Optimizing the signals
Behind the hubbub about the I/O technology is another often overlooked piece of the equation. The move to multiple processors and multiple cores was done largely as a knee-jerk response to the end of classical scaling at 90nm. What has happened since then is a much more measured response to how to use these cores more effectively, which requires much more granularity in the design process. Not all cores need to be on an ARM or MIPS processor, for example, and not all of them need to be in one place on an SoC—or even on the same die of a SiP or 3D stack.

In addition, not all of those cores or processors need to be the same size or run the same software.
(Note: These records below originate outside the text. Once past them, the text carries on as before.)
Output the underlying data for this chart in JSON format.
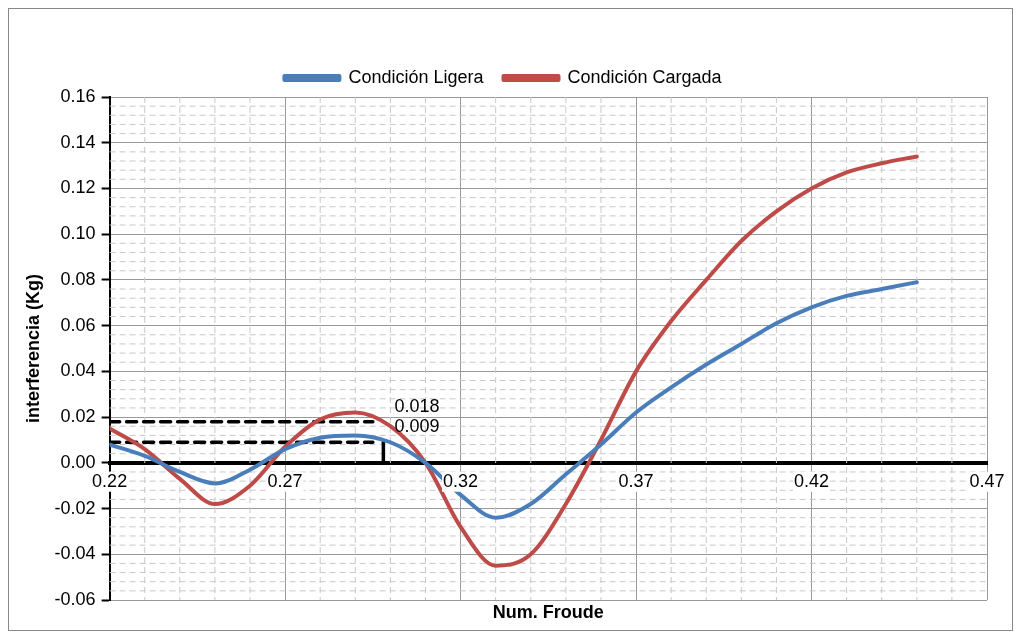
{
  "chart_data": {
    "type": "line",
    "xlabel": "Num. Froude",
    "ylabel": "interferencia (Kg)",
    "x": [
      0.22,
      0.23,
      0.24,
      0.25,
      0.26,
      0.27,
      0.28,
      0.29,
      0.3,
      0.31,
      0.32,
      0.33,
      0.34,
      0.35,
      0.36,
      0.37,
      0.38,
      0.39,
      0.4,
      0.41,
      0.42,
      0.43,
      0.44,
      0.45
    ],
    "series": [
      {
        "name": "Condición Ligera",
        "color": "#4a7ebb",
        "values": [
          0.008,
          0.003,
          -0.004,
          -0.009,
          -0.003,
          0.006,
          0.011,
          0.012,
          0.009,
          0.0,
          -0.014,
          -0.024,
          -0.018,
          -0.005,
          0.008,
          0.022,
          0.033,
          0.043,
          0.052,
          0.061,
          0.068,
          0.073,
          0.076,
          0.079
        ]
      },
      {
        "name": "Condición Cargada",
        "color": "#be4b48",
        "values": [
          0.015,
          0.006,
          -0.007,
          -0.018,
          -0.01,
          0.007,
          0.019,
          0.022,
          0.016,
          0.0,
          -0.028,
          -0.045,
          -0.04,
          -0.018,
          0.01,
          0.04,
          0.062,
          0.08,
          0.097,
          0.11,
          0.12,
          0.127,
          0.131,
          0.134
        ]
      },
      {
        "color": "#000000",
        "line_style": "dashed",
        "x": [
          0.22,
          0.295
        ],
        "values": [
          0.018,
          0.018
        ]
      },
      {
        "color": "#000000",
        "line_style": "dashed",
        "x": [
          0.22,
          0.295
        ],
        "values": [
          0.009,
          0.009
        ]
      },
      {
        "color": "#000000",
        "x": [
          0.298,
          0.298
        ],
        "values": [
          0,
          0.009
        ]
      }
    ],
    "annotations": [
      {
        "text": "0.018",
        "x": 0.3,
        "y": 0.018
      },
      {
        "text": "0.009",
        "x": 0.3,
        "y": 0.009
      }
    ],
    "xlim": [
      0.22,
      0.47
    ],
    "xticks": [
      0.22,
      0.27,
      0.32,
      0.37,
      0.42,
      0.47
    ],
    "ylim": [
      -0.06,
      0.16
    ],
    "yticks": [
      {
        "value": -0.06,
        "label": "-0.06"
      },
      {
        "value": -0.04,
        "label": "-0.04"
      },
      {
        "value": -0.02,
        "label": "-0.02"
      },
      {
        "value": 0,
        "label": "0.00"
      },
      {
        "value": 0.02,
        "label": "0.02"
      },
      {
        "value": 0.04,
        "label": "0.04"
      },
      {
        "value": 0.06,
        "label": "0.06"
      },
      {
        "value": 0.08,
        "label": "0.08"
      },
      {
        "value": 0.1,
        "label": "0.10"
      },
      {
        "value": 0.12,
        "label": "0.12"
      },
      {
        "value": 0.14,
        "label": "0.14"
      },
      {
        "value": 0.16,
        "label": "0.16"
      }
    ],
    "grid": true,
    "legend": "top",
    "marker": "none",
    "line_style": "solid"
  }
}
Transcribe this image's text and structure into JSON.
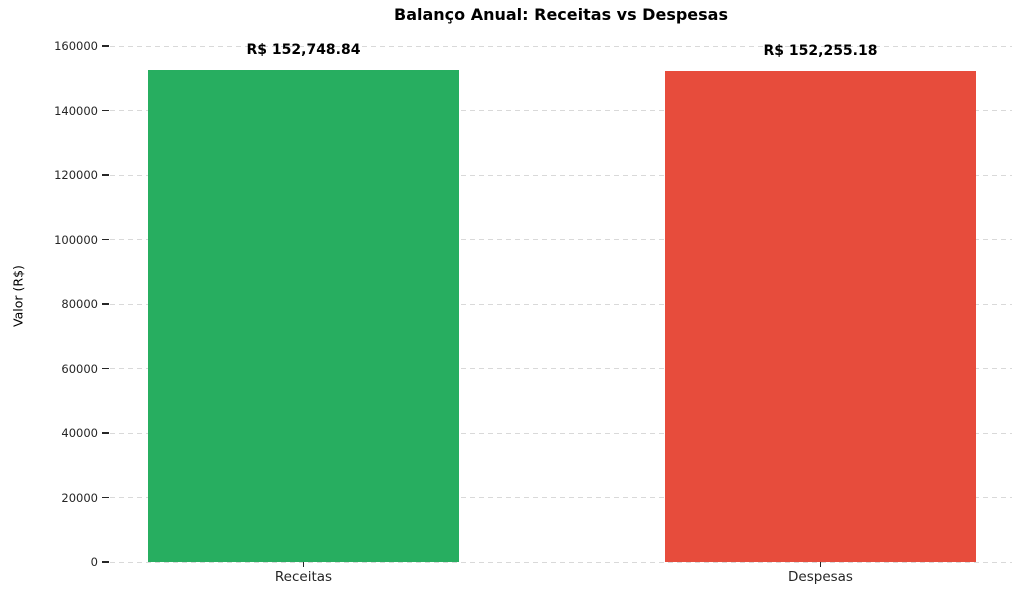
{
  "chart_data": {
    "type": "bar",
    "title": "Balanço Anual: Receitas vs Despesas",
    "xlabel": "",
    "ylabel": "Valor (R$)",
    "categories": [
      "Receitas",
      "Despesas"
    ],
    "values": [
      152748.84,
      152255.18
    ],
    "bar_labels": [
      "R$ 152,748.84",
      "R$ 152,255.18"
    ],
    "bar_colors": [
      "#27ae60",
      "#e74c3c"
    ],
    "bar_names": [
      "bar-receitas",
      "bar-despesas"
    ],
    "ylim": [
      0,
      165000
    ],
    "yticks": [
      0,
      20000,
      40000,
      60000,
      80000,
      100000,
      120000,
      140000,
      160000
    ],
    "ytick_labels": [
      "0",
      "20000",
      "40000",
      "60000",
      "80000",
      "100000",
      "120000",
      "140000",
      "160000"
    ],
    "grid": "horizontal dashed",
    "legend": "none"
  }
}
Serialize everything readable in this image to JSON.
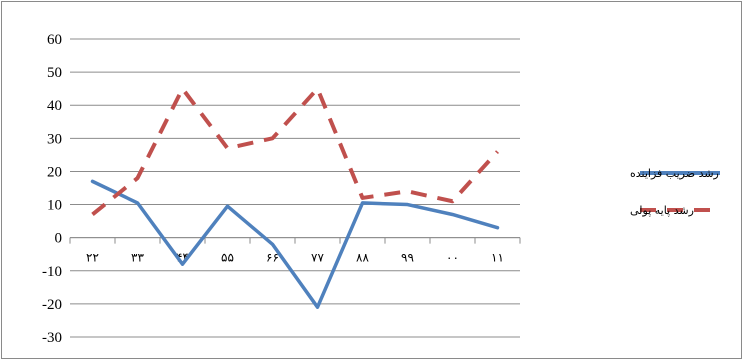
{
  "chart_data": {
    "type": "line",
    "categories": [
      "۲۲",
      "۳۳",
      "۴۴",
      "۵۵",
      "۶۶",
      "۷۷",
      "۸۸",
      "۹۹",
      "۰۰",
      "۱۱"
    ],
    "series": [
      {
        "name": "رشد ضریب فزاینده",
        "values": [
          17,
          10.5,
          -8,
          9.5,
          -2,
          -21,
          10.5,
          10,
          7,
          3
        ],
        "color": "#4f81bd",
        "dash": "solid"
      },
      {
        "name": "رشد پایه پولی",
        "values": [
          7,
          18,
          45,
          27,
          30,
          45,
          12,
          14,
          11,
          26
        ],
        "color": "#c0504d",
        "dash": "dashed"
      }
    ],
    "yticks": [
      60,
      50,
      40,
      30,
      20,
      10,
      0,
      -10,
      -20,
      -30
    ],
    "ylim": [
      -30,
      60
    ],
    "grid": true,
    "legend": "right",
    "title": "",
    "xlabel": "",
    "ylabel": ""
  }
}
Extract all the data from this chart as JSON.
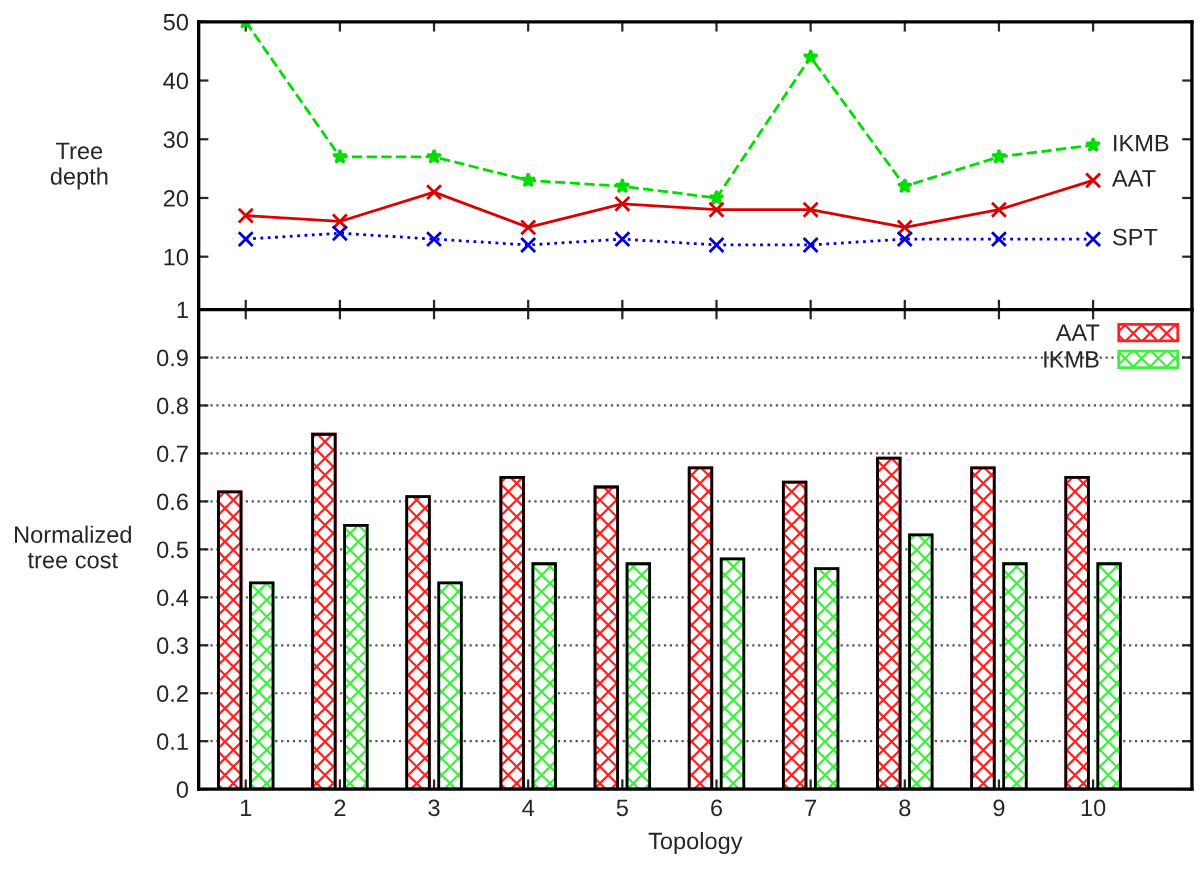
{
  "chart_data": [
    {
      "type": "line",
      "ylabel": "Tree\ndepth",
      "categories": [
        "1",
        "2",
        "3",
        "4",
        "5",
        "6",
        "7",
        "8",
        "9",
        "10"
      ],
      "ylim": [
        1,
        50
      ],
      "yticks": [
        1,
        10,
        20,
        30,
        40,
        50
      ],
      "tick_labels": "y",
      "grid": false,
      "legend": false,
      "series": [
        {
          "name": "IKMB",
          "color": "#00dd00",
          "marker": "star",
          "line_style": "dashed",
          "values": [
            50,
            27,
            27,
            23,
            22,
            20,
            44,
            22,
            27,
            29
          ]
        },
        {
          "name": "AAT",
          "color": "#dd0000",
          "marker": "cross",
          "line_style": "solid",
          "values": [
            17,
            16,
            21,
            15,
            19,
            18,
            18,
            15,
            18,
            23
          ]
        },
        {
          "name": "SPT",
          "color": "#0000dd",
          "marker": "cross",
          "line_style": "dotted",
          "values": [
            13,
            14,
            13,
            12,
            13,
            12,
            12,
            13,
            13,
            13
          ]
        }
      ]
    },
    {
      "type": "bar",
      "ylabel": "Normalized\ntree cost",
      "xlabel": "Topology",
      "categories": [
        "1",
        "2",
        "3",
        "4",
        "5",
        "6",
        "7",
        "8",
        "9",
        "10"
      ],
      "ylim": [
        0,
        1
      ],
      "yticks": [
        0,
        0.1,
        0.2,
        0.3,
        0.4,
        0.5,
        0.6,
        0.7,
        0.8,
        0.9
      ],
      "grid": "y",
      "legend": "top right",
      "series": [
        {
          "name": "AAT",
          "color": "#ff2020",
          "values": [
            0.62,
            0.74,
            0.61,
            0.65,
            0.63,
            0.67,
            0.64,
            0.69,
            0.67,
            0.65
          ]
        },
        {
          "name": "IKMB",
          "color": "#40ee40",
          "values": [
            0.43,
            0.55,
            0.43,
            0.47,
            0.47,
            0.48,
            0.46,
            0.53,
            0.47,
            0.47
          ]
        }
      ]
    }
  ]
}
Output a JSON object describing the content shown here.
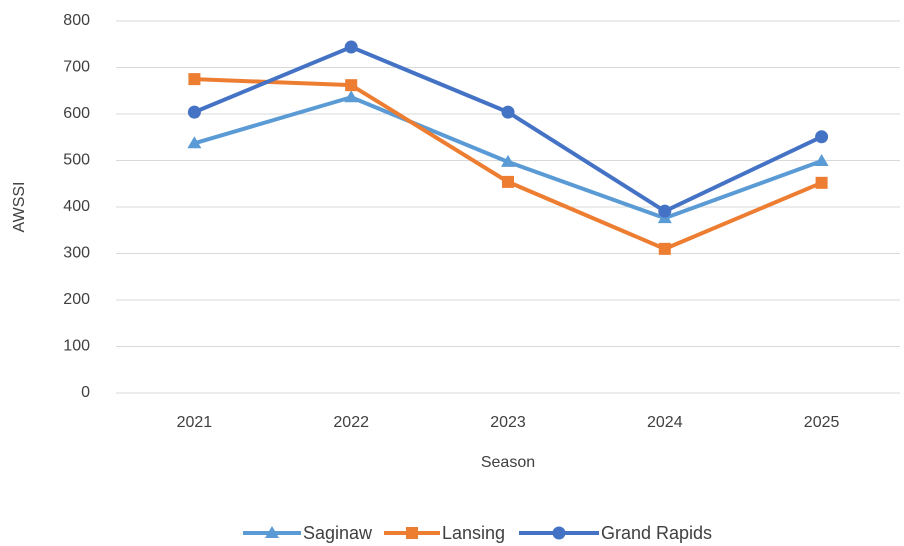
{
  "chart_data": {
    "type": "line",
    "x_label": "Season",
    "y_label": "AWSSI",
    "categories": [
      "2021",
      "2022",
      "2023",
      "2024",
      "2025"
    ],
    "series": [
      {
        "name": "Saginaw",
        "color": "#5b9bd5",
        "marker": "triangle",
        "values": [
          537,
          636,
          497,
          376,
          499
        ]
      },
      {
        "name": "Lansing",
        "color": "#ed7d31",
        "marker": "square",
        "values": [
          675,
          662,
          454,
          310,
          452
        ]
      },
      {
        "name": "Grand Rapids",
        "color": "#4472c4",
        "marker": "circle",
        "values": [
          604,
          744,
          604,
          391,
          551
        ]
      }
    ],
    "ylim": [
      0,
      800
    ],
    "yticks": [
      0,
      100,
      200,
      300,
      400,
      500,
      600,
      700,
      800
    ],
    "grid": true,
    "legend": "bottom"
  }
}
“In addition to wide I/O there are dedicated point-to-point connections to relieve the system congestion,” said Tensilica’s Roddy. “Those can include general purpose memory and processor. When the system architect knows beforehand what’s going to be in the system they can add those connections up front. So you may have a video decoder and buffer and an audio decoder using separate memories, and those may change depending on whether they end up in a cell phone or a set-top box. But there are some things you don’t know at design time and you need the ability to generate system-specific interconnects, which is what’s being sold by companies like Arteris and Sonics.”

And finally, there is a simple mathematic principle behind the push to reduce power.

“The longer a signal has to travel, the more power it takes,” said Qi Wang, technical marketing group marketing director for Cadence Solutions Marketing. “A lot of issues in design come down to power. If you put the memory outside the chip, that takes power. If you want to speed up performance, that takes power.”

Bigger pipes over shorter distances can help solve that problem, and it’s a solution that is beginning to garner much more attention these days.